Camille sortit une cigarette et l'alluma, gardant la flamme de son briquet allumée quelques secondes de plus pour réchauffer ses mains. Cela faisait quelques mois qu'il avait emménagé dans cette rue, et presque autant de temps qu'il avait pris l'habitude, à moins d'être en retard, de s'arrêter ici, devant la petite boutique de fleurs sobrement nommée par des lettres blanches: Bragg.

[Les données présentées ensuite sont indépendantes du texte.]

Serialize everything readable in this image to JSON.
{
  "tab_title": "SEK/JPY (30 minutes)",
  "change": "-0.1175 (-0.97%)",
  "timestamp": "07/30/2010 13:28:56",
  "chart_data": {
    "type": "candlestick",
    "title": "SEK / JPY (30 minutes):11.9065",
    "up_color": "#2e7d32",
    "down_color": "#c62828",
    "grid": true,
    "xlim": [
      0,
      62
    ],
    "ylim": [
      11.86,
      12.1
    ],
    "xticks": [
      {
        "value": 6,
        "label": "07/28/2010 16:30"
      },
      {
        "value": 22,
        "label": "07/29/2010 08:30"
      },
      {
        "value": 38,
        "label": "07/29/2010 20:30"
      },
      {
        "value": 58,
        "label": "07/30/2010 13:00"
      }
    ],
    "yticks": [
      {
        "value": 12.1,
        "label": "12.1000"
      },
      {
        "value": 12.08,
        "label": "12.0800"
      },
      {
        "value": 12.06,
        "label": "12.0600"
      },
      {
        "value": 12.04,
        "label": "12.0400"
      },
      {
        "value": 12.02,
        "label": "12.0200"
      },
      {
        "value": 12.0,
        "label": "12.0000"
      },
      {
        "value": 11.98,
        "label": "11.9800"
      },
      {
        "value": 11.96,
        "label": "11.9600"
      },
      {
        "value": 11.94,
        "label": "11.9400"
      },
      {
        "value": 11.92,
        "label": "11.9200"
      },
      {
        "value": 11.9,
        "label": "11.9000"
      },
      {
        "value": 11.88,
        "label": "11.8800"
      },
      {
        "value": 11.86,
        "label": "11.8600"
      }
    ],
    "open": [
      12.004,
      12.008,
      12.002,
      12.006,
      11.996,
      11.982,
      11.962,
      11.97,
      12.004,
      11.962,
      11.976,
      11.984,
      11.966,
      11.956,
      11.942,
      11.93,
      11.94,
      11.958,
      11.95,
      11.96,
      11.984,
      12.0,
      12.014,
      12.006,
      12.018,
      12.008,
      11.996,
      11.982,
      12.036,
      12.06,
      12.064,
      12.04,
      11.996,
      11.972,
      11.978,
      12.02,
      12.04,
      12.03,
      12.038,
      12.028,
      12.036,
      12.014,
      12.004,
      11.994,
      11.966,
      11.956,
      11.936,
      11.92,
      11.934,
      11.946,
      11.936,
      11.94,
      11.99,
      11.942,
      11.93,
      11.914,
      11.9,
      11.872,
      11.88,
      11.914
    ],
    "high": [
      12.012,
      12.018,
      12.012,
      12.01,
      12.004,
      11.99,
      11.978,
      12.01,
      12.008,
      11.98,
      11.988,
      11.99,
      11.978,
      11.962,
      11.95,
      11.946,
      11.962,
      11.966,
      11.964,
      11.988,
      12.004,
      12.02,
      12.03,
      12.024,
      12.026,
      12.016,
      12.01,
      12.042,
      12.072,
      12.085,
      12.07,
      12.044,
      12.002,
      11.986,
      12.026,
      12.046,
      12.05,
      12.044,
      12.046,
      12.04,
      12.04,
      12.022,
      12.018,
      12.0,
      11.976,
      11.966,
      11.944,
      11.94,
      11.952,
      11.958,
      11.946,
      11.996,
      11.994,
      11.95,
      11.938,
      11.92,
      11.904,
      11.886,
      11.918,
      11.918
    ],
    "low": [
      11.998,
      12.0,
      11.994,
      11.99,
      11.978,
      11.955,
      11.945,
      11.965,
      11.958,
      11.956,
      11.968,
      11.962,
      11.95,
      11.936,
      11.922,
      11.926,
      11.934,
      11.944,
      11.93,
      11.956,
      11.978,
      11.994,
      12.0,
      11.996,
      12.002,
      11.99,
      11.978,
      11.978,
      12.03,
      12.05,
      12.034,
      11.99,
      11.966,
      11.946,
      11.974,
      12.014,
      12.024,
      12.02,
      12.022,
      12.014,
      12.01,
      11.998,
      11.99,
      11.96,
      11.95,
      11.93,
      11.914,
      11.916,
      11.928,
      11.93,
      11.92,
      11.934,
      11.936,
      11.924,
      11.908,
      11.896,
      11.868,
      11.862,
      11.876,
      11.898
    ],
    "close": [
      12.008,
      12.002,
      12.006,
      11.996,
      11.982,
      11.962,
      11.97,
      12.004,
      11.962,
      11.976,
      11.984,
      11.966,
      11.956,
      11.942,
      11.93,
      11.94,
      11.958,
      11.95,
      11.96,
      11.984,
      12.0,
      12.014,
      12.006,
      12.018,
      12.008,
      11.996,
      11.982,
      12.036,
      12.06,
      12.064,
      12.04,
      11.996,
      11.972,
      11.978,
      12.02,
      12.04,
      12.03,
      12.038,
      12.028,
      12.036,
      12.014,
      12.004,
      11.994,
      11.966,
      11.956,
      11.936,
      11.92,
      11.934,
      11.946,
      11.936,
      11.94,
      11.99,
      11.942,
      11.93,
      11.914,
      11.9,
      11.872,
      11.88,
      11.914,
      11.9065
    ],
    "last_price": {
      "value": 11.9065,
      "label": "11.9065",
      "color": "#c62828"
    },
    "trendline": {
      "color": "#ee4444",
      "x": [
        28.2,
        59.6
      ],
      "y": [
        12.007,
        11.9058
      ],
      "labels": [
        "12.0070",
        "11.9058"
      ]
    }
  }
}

Alors qu'il laissait lentement, par intermittence, une traînée de fumée blanche passer la barrière de ses lèvres, le son d'un carillon retentit, la porte s'ouvrit en grand et il apparut. De dos d'abord, ses cheveux d'un noir profond tombant sur ses épaules, sa taille soulignée par le nœud du tablier, toujours du même violet, attaché autour. Il marchait à reculons pour traîner, avec une facilité qui reflétait l'habitude, un lourd pot en terre contenant un arbuste dont les branches aux épines vert vif portaient quelques décorations en bois et tissus aux couleurs pastel. Noël approchait après tout.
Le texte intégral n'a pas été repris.